PIX 506E and 515E could be used to secure branch offices or teleworker connections with firewall packet inspection. The new PIXs also can double as VPN devices, capable of connecting remote users to a main site over an IP Security encrypted tunnel. A new operating system for PIX also supports H.323 and Session Initiation Protocol (SIP), two popular IP telephony protocols that are being supported on a firewall device for the first time.
Both PIX firewalls come in the same form factor as their predecessors, but with increased processing and throughput speeds. The 506E, intended for small offices or teleworkers, supports up to 25 attached VPN tunnels and can push 17M bit/sec of Triple-DES traffic over a network. PIX 515E for midsize or large branch offices can support 2,500 VPN connections and move 63M bit/sec of Triple-DES traffic.

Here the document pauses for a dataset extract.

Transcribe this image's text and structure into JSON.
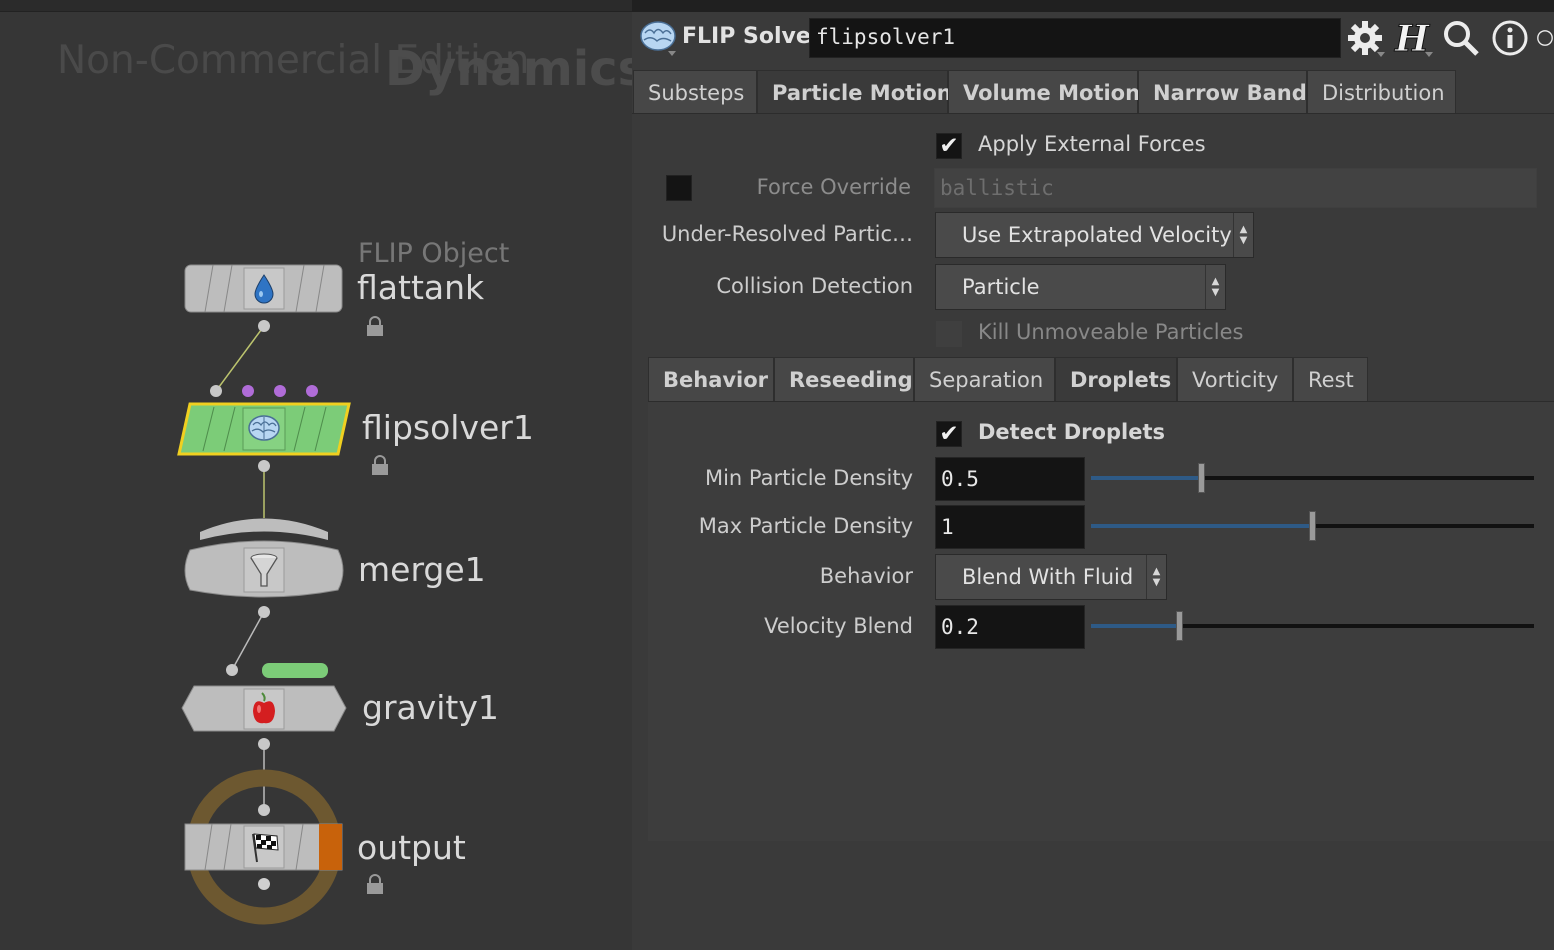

A South Carolina engineering firm with more than 3,000 employees recently ran the new firewalls through beta testing. "We were looking for increased data throughput for our encrypted tunnels," says a network engineer, who asked not to be named.
The enhanced PIX devices replaced PIX 506 and 515 firewalls used to connect CAD engineers in a remote office to the company's main site.
"Many of our remote users thought they were connected to a machine on our LAN segment, whereas before they could see an obvious lag in response time" when accessing resources over the VPN, the engineer says.
In addition to the new PIX products, Cisco's PIX OS 6.2 software for all PIX products includes new IP telephony, failover and teleworker features. The software can provide port address translation for SIP and H.323 IP telephony traffic to secure IP telephony traffic, whereas before companies that wanted to mask VoIP traffic through their PIX firewalls had to open a "pinhole" in the device, thus letting H.323 or SIP traffic pass through unfiltered. Some observers have called that technique a major flaw with IP telephony security.
PIX OS 6.2 software lets PIX 506 and 501 users attach to a central-office VPN more easily by downloading VPN policies and key encryption settings from a centrally managed VPN device instead of having to individually configure VPN settings on individual firewalls.
Cisco says PIX OS improves failover configuration on all PIX devices by letting firewall failover occur over a LAN connection instead of a direct serial cable connection between two PIXs on a network.
Cisco's PIX firewalls compete with products from Avaya, Check Point Software, Enterasys Networks, Nokia and NetScreen Technologies, among others.
PIX 506E and 515E start at $1,700 and $3,500, respectively. PIX OS 6.2 will be available later this month free to Cisco customers with a support contract.